New York Asks DFS Operators to Prove Fund Segregation

Gaming regulators in New York want DFS sites to prove they keep player’s funds separate from the site’s operating funds. Regulators want assurance that the sites are protecting player’s funds and comes after the sudden bankruptcy of California based DFS site Fantasy Aces, which saw many players unable to withdraw their accounts.

New York gaming regulators want DFS companies to prove they are keeping player’s accounts separate from their operating funds and not tapping into player’s money.

The move comes after small DFS site Fantasy Aces declared bankruptcy, leaving many player’s unable to withdraw from their accounts. About $1.3 million in player’s funds are estimated to be involved.

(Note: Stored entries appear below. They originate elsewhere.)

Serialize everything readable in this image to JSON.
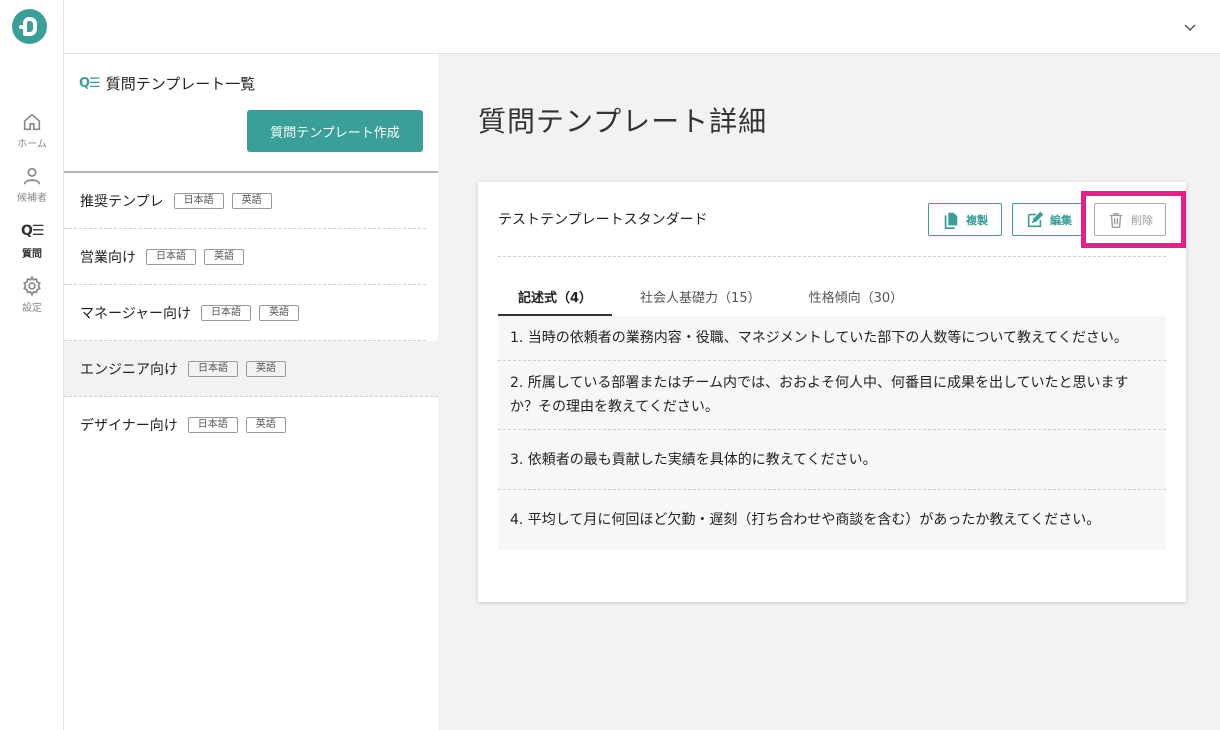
{
  "rail": {
    "items": [
      {
        "label": "ホーム",
        "icon": "home-icon"
      },
      {
        "label": "候補者",
        "icon": "person-icon"
      },
      {
        "label": "質問",
        "icon": "question-list-icon"
      },
      {
        "label": "設定",
        "icon": "gear-icon"
      }
    ],
    "q_glyph": "Q☰"
  },
  "topbar": {
    "menu_icon": "chevron-down-icon"
  },
  "list_panel": {
    "title_glyph": "Q☰",
    "title": "質問テンプレート一覧",
    "create_label": "質問テンプレート作成",
    "items": [
      {
        "name": "推奨テンプレ",
        "tags": [
          "日本語",
          "英語"
        ]
      },
      {
        "name": "営業向け",
        "tags": [
          "日本語",
          "英語"
        ]
      },
      {
        "name": "マネージャー向け",
        "tags": [
          "日本語",
          "英語"
        ]
      },
      {
        "name": "エンジニア向け",
        "tags": [
          "日本語",
          "英語"
        ]
      },
      {
        "name": "デザイナー向け",
        "tags": [
          "日本語",
          "英語"
        ]
      }
    ]
  },
  "main": {
    "page_title": "質問テンプレート詳細",
    "template_name": "テストテンプレートスタンダード",
    "actions": {
      "copy": "複製",
      "edit": "編集",
      "delete": "削除"
    },
    "tabs": [
      {
        "label": "記述式（4）"
      },
      {
        "label": "社会人基礎力（15）"
      },
      {
        "label": "性格傾向（30）"
      }
    ],
    "questions": [
      "1. 当時の依頼者の業務内容・役職、マネジメントしていた部下の人数等について教えてください。",
      "2. 所属している部署またはチーム内では、おおよそ何人中、何番目に成果を出していたと思いますか？その理由を教えてください。",
      "3. 依頼者の最も貢献した実績を具体的に教えてください。",
      "4. 平均して月に何回ほど欠勤・遅刻（打ち合わせや商談を含む）があったか教えてください。"
    ]
  },
  "colors": {
    "accent": "#3a9f98",
    "highlight": "#e91e8c",
    "bg_main": "#f2f2f2"
  }
}
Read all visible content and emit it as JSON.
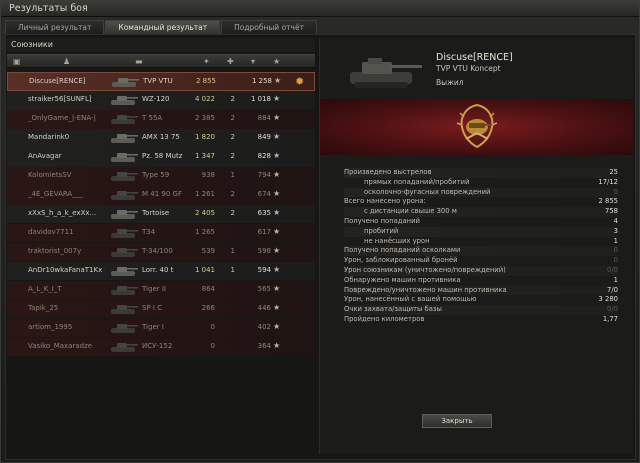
{
  "window": {
    "title": "Результаты боя"
  },
  "tabs": [
    {
      "label": "Личный результат",
      "active": false
    },
    {
      "label": "Командный результат",
      "active": true
    },
    {
      "label": "Подробный отчёт",
      "active": false
    }
  ],
  "team": {
    "title": "Союзники",
    "columns": [
      "squad-icon",
      "player-icon",
      "tank-icon",
      "damage-icon",
      "kills-icon",
      "xp-icon",
      "star-icon"
    ],
    "players": [
      {
        "name": "Discuse[RENCE]",
        "tank": "TVP VTU",
        "damage": "2 855",
        "kills": "",
        "xp": "1 258",
        "dead": false,
        "selected": true,
        "medal": true
      },
      {
        "name": "straiker56[SUNFL]",
        "tank": "WZ-120",
        "damage": "4 022",
        "kills": "2",
        "xp": "1 018",
        "dead": false,
        "selected": false,
        "medal": false
      },
      {
        "name": "_OnlyGame_|-ENA-|",
        "tank": "T 55A",
        "damage": "2 385",
        "kills": "2",
        "xp": "884",
        "dead": true,
        "selected": false,
        "medal": false
      },
      {
        "name": "Mandarink0",
        "tank": "AMX 13 75",
        "damage": "1 820",
        "kills": "2",
        "xp": "849",
        "dead": false,
        "selected": false,
        "medal": false
      },
      {
        "name": "AnAvagar",
        "tank": "Pz. 58 Mutz",
        "damage": "1 347",
        "kills": "2",
        "xp": "828",
        "dead": false,
        "selected": false,
        "medal": false
      },
      {
        "name": "KolomietsSV",
        "tank": "Type 59",
        "damage": "938",
        "kills": "1",
        "xp": "794",
        "dead": true,
        "selected": false,
        "medal": false
      },
      {
        "name": "_4E_GEVARA___",
        "tank": "M 41 90 GF",
        "damage": "1 261",
        "kills": "2",
        "xp": "674",
        "dead": true,
        "selected": false,
        "medal": false
      },
      {
        "name": "xXxS_h_a_k_exXx...",
        "tank": "Tortoise",
        "damage": "2 405",
        "kills": "2",
        "xp": "635",
        "dead": false,
        "selected": false,
        "medal": false
      },
      {
        "name": "davidov7711",
        "tank": "T34",
        "damage": "1 265",
        "kills": "",
        "xp": "617",
        "dead": true,
        "selected": false,
        "medal": false
      },
      {
        "name": "traktorist_007y",
        "tank": "T-34/100",
        "damage": "539",
        "kills": "1",
        "xp": "598",
        "dead": true,
        "selected": false,
        "medal": false
      },
      {
        "name": "AnDr10wkaFanaT1Kx...",
        "tank": "Lorr. 40 t",
        "damage": "1 041",
        "kills": "1",
        "xp": "594",
        "dead": false,
        "selected": false,
        "medal": false
      },
      {
        "name": "A_L_K_I_T",
        "tank": "Tiger II",
        "damage": "864",
        "kills": "",
        "xp": "565",
        "dead": true,
        "selected": false,
        "medal": false
      },
      {
        "name": "Tapik_25",
        "tank": "SP I C",
        "damage": "266",
        "kills": "",
        "xp": "446",
        "dead": true,
        "selected": false,
        "medal": false
      },
      {
        "name": "artiom_1995",
        "tank": "Tiger I",
        "damage": "0",
        "kills": "",
        "xp": "402",
        "dead": true,
        "selected": false,
        "medal": false
      },
      {
        "name": "Vasiko_Maxaradze",
        "tank": "ИСУ-152",
        "damage": "0",
        "kills": "",
        "xp": "364",
        "dead": true,
        "selected": false,
        "medal": false
      }
    ]
  },
  "detail": {
    "player_name": "Discuse[RENCE]",
    "vehicle_name": "TVP VTU Koncept",
    "status": "Выжил",
    "stats": [
      {
        "label": "Произведено выстрелов",
        "value": "25",
        "sub": false,
        "dim": false
      },
      {
        "label": "прямых попаданий/пробитий",
        "value": "17/12",
        "sub": true,
        "dim": false
      },
      {
        "label": "осколочно-фугасных повреждений",
        "value": "0",
        "sub": true,
        "dim": true
      },
      {
        "label": "Всего нанесено урона:",
        "value": "2 855",
        "sub": false,
        "dim": false
      },
      {
        "label": "с дистанции свыше 300 м",
        "value": "758",
        "sub": true,
        "dim": false
      },
      {
        "label": "Получено попаданий",
        "value": "4",
        "sub": false,
        "dim": false
      },
      {
        "label": "пробитий",
        "value": "3",
        "sub": true,
        "dim": false
      },
      {
        "label": "не нанёсших урон",
        "value": "1",
        "sub": true,
        "dim": false
      },
      {
        "label": "Получено попаданий осколками",
        "value": "0",
        "sub": false,
        "dim": true
      },
      {
        "label": "Урон, заблокированный бронёй",
        "value": "0",
        "sub": false,
        "dim": true
      },
      {
        "label": "Урон союзникам (уничтожено/повреждений)",
        "value": "0/0",
        "sub": false,
        "dim": true
      },
      {
        "label": "Обнаружено машин противника",
        "value": "1",
        "sub": false,
        "dim": false
      },
      {
        "label": "Повреждено/уничтожено машин противника",
        "value": "7/0",
        "sub": false,
        "dim": false
      },
      {
        "label": "Урон, нанесённый с вашей помощью",
        "value": "3 280",
        "sub": false,
        "dim": false
      },
      {
        "label": "Очки захвата/защиты базы",
        "value": "0/0",
        "sub": false,
        "dim": true
      },
      {
        "label": "Пройдено километров",
        "value": "1,77",
        "sub": false,
        "dim": false
      }
    ]
  },
  "close_label": "Закрыть"
}
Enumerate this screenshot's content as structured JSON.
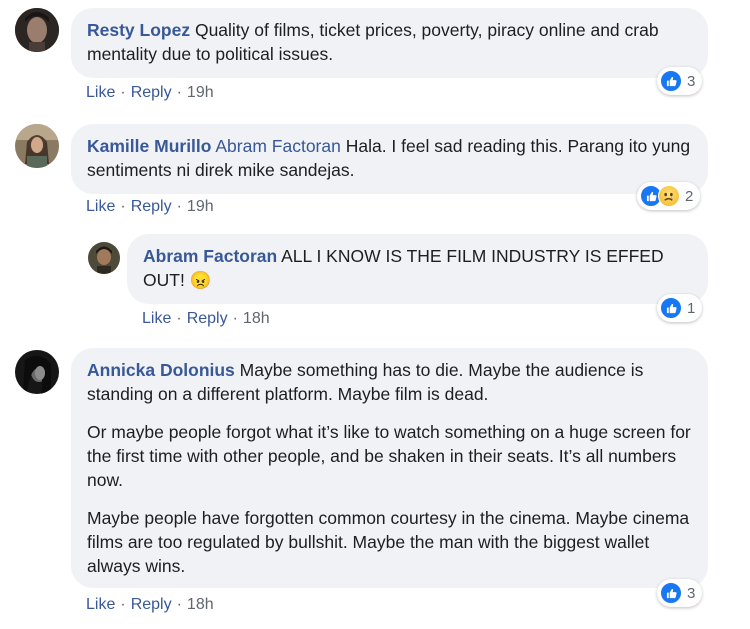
{
  "comments": [
    {
      "author": "Resty Lopez",
      "mention": "",
      "paragraphs": [
        "Quality of films, ticket prices, poverty, piracy online and crab mentality due to political issues."
      ],
      "like_label": "Like",
      "reply_label": "Reply",
      "time": "19h",
      "reaction_count": "3",
      "reactions": [
        "like-icon"
      ]
    },
    {
      "author": "Kamille Murillo",
      "mention": "Abram Factoran",
      "paragraphs": [
        "Hala. I feel sad reading this. Parang ito yung sentiments ni direk mike sandejas."
      ],
      "like_label": "Like",
      "reply_label": "Reply",
      "time": "19h",
      "reaction_count": "2",
      "reactions": [
        "like-icon",
        "sad-icon"
      ]
    },
    {
      "author": "Abram Factoran",
      "mention": "",
      "paragraphs": [
        "ALL I KNOW IS THE FILM INDUSTRY IS EFFED OUT! 😠"
      ],
      "like_label": "Like",
      "reply_label": "Reply",
      "time": "18h",
      "reaction_count": "1",
      "reactions": [
        "like-icon"
      ]
    },
    {
      "author": "Annicka Dolonius",
      "mention": "",
      "paragraphs": [
        "Maybe something has to die. Maybe the audience is standing on a different platform. Maybe film is dead.",
        "Or maybe people forgot what it’s like to watch something on a huge screen for the first time with other people, and be shaken in their seats. It’s all numbers now.",
        "Maybe people have forgotten common courtesy in the cinema. Maybe cinema films are too regulated by bullshit. Maybe the man with the biggest wallet always wins."
      ],
      "like_label": "Like",
      "reply_label": "Reply",
      "time": "18h",
      "reaction_count": "3",
      "reactions": [
        "like-icon"
      ]
    }
  ],
  "colors": {
    "link": "#385898",
    "bubble": "#f0f2f5",
    "like_blue": "#1877f2",
    "meta_gray": "#606770"
  }
}
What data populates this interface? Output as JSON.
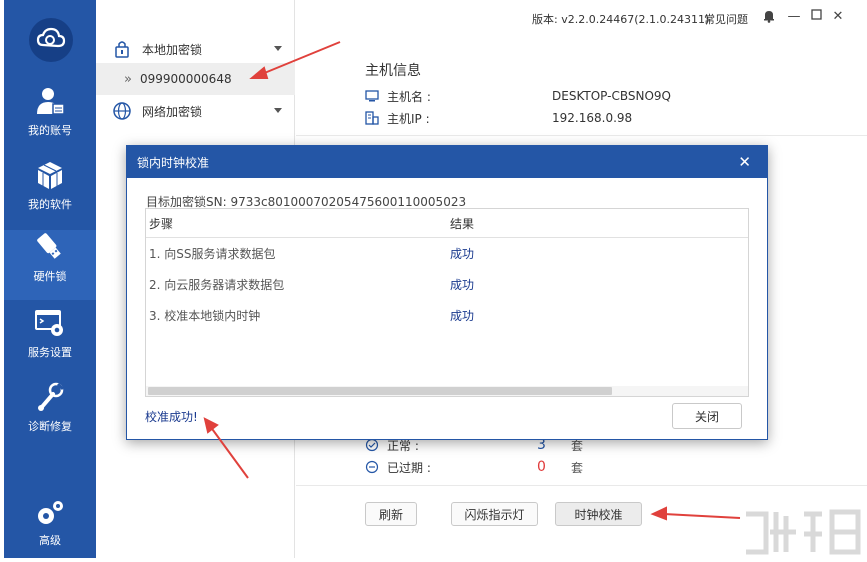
{
  "window": {
    "version": "版本: v2.2.0.24467(2.1.0.24311)",
    "faq": "常见问题"
  },
  "nav": {
    "items": [
      {
        "label": "我的账号",
        "icon": "user-icon"
      },
      {
        "label": "我的软件",
        "icon": "cube-icon"
      },
      {
        "label": "硬件锁",
        "icon": "usb-key-icon",
        "active": true
      },
      {
        "label": "服务设置",
        "icon": "service-settings-icon"
      },
      {
        "label": "诊断修复",
        "icon": "wrench-icon"
      }
    ],
    "advanced": "高级"
  },
  "tree": {
    "local_lock": "本地加密锁",
    "local_lock_id": "099900000648",
    "network_lock": "网络加密锁"
  },
  "host": {
    "title": "主机信息",
    "name_label": "主机名 :",
    "name_value": "DESKTOP-CBSNO9Q",
    "ip_label": "主机IP :",
    "ip_value": "192.168.0.98"
  },
  "status": {
    "normal_label": "正常 :",
    "normal_count": "3",
    "expired_label": "已过期 :",
    "expired_count": "0",
    "unit": "套"
  },
  "actions": {
    "refresh": "刷新",
    "blink": "闪烁指示灯",
    "calibrate": "时钟校准"
  },
  "dialog": {
    "title": "锁内时钟校准",
    "target": "目标加密锁SN: 9733c80100070205475600110005023",
    "col_step": "步骤",
    "col_result": "结果",
    "rows": [
      {
        "step": "1. 向SS服务请求数据包",
        "result": "成功"
      },
      {
        "step": "2. 向云服务器请求数据包",
        "result": "成功"
      },
      {
        "step": "3. 校准本地锁内时钟",
        "result": "成功"
      }
    ],
    "message": "校准成功!",
    "close": "关闭"
  },
  "colors": {
    "nav_bg": "#2456a6",
    "accent_link": "#1a3a8f",
    "expired": "#e03a3a",
    "normal": "#2456a6",
    "arrow": "#e0413c"
  }
}
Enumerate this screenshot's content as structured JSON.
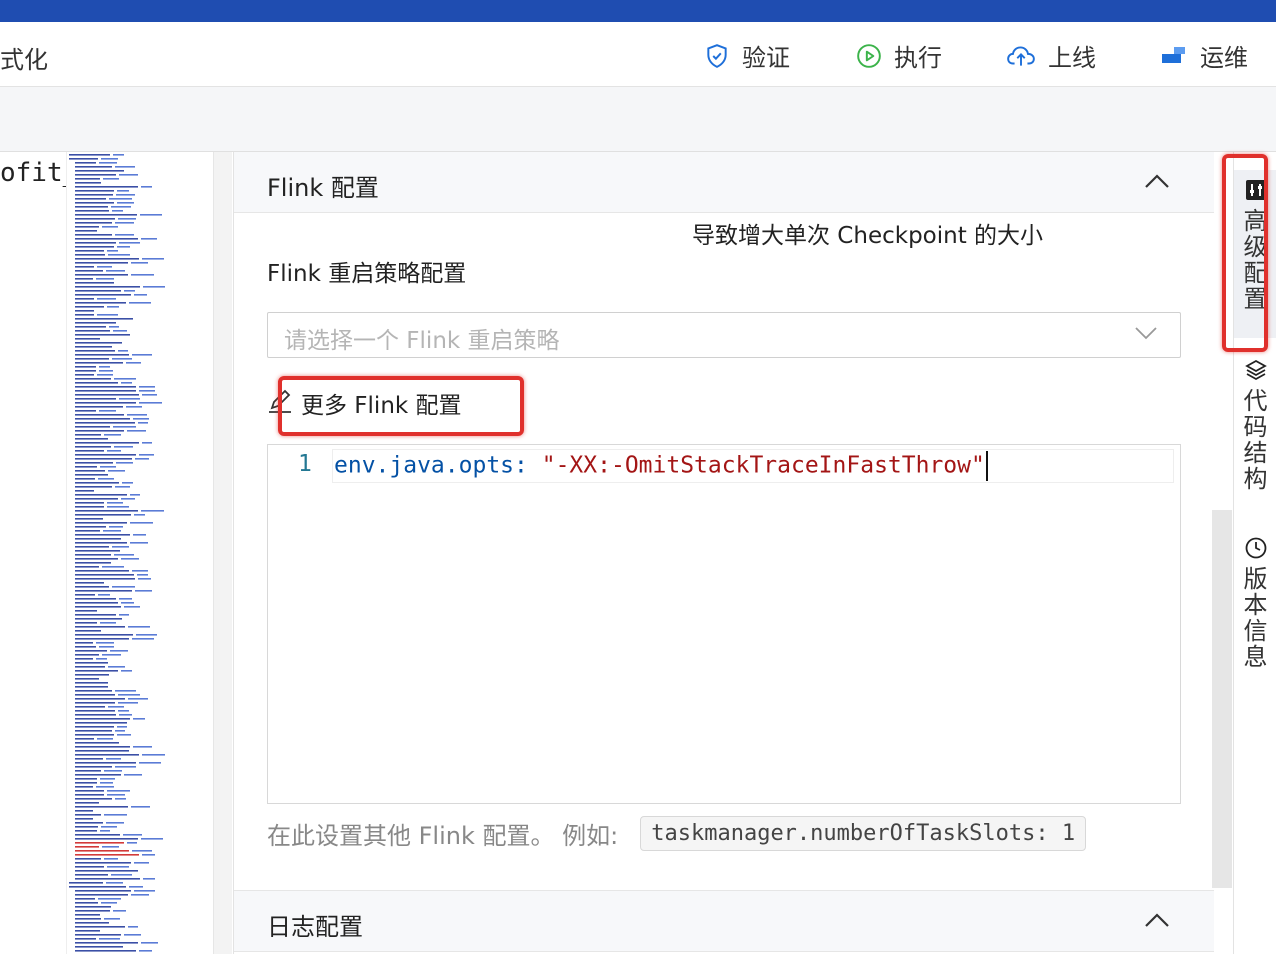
{
  "toolbar": {
    "partial_label": "式化",
    "buttons": [
      {
        "label": "验证",
        "icon": "shield-check-icon"
      },
      {
        "label": "执行",
        "icon": "play-circle-icon"
      },
      {
        "label": "上线",
        "icon": "cloud-upload-icon"
      },
      {
        "label": "运维",
        "icon": "ops-blocks-icon"
      }
    ]
  },
  "editor": {
    "partial_code": "ofit_"
  },
  "panel": {
    "flink_section": {
      "title": "Flink 配置",
      "tooltip_text": "导致增大单次 Checkpoint 的大小",
      "restart_label": "Flink 重启策略配置",
      "restart_placeholder": "请选择一个 Flink 重启策略",
      "more_label": "更多 Flink 配置",
      "code_line_number": "1",
      "code_key": "env.java.opts:",
      "code_value": "\"-XX:-OmitStackTraceInFastThrow\"",
      "hint_text": "在此设置其他 Flink 配置。 例如:",
      "hint_example": "taskmanager.numberOfTaskSlots: 1"
    },
    "log_section": {
      "title": "日志配置"
    }
  },
  "right_rail": [
    {
      "label": "高级配置",
      "icon": "sliders-icon",
      "active": true
    },
    {
      "label": "代码结构",
      "icon": "layers-icon",
      "active": false
    },
    {
      "label": "版本信息",
      "icon": "clock-icon",
      "active": false
    }
  ],
  "colors": {
    "top_bar": "#1f4db1",
    "accent_blue": "#1e6fd9",
    "run_green": "#3bb34a",
    "highlight_red": "#e0302c"
  }
}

According to LegalSportsReport, DFS operators licensed in the state received emails from the New York State Gaming Commission asking for proof player’s funds are being kept separate from operating funds.

The commission asked for evidence that “clearly illustrates the legal mechanism and internal controls” that keep player funds safe from “corporate insolvency, financial risk, or criminal and civil actions against” DFS operators.

As for Fantasy Aces, the company’s bankruptcy lawyer Bert Briones told the Wall Street Journal that several potential buyers have emerged for the site that might be willing to assume responsibility for the $1.3 million owed to players. Briones said he was “confident that users are not going to lose their money.”

New York has been a tough market for DFS operators, including the two industry leaders DraftKings and FanDuel. New York Attorney General Eric Schneiderman brought consumer fraud suits against DraftKings and FanDuel, which were resolved last October after each company agreed to pay $6 million in penalties for “false and deceptive” marketing.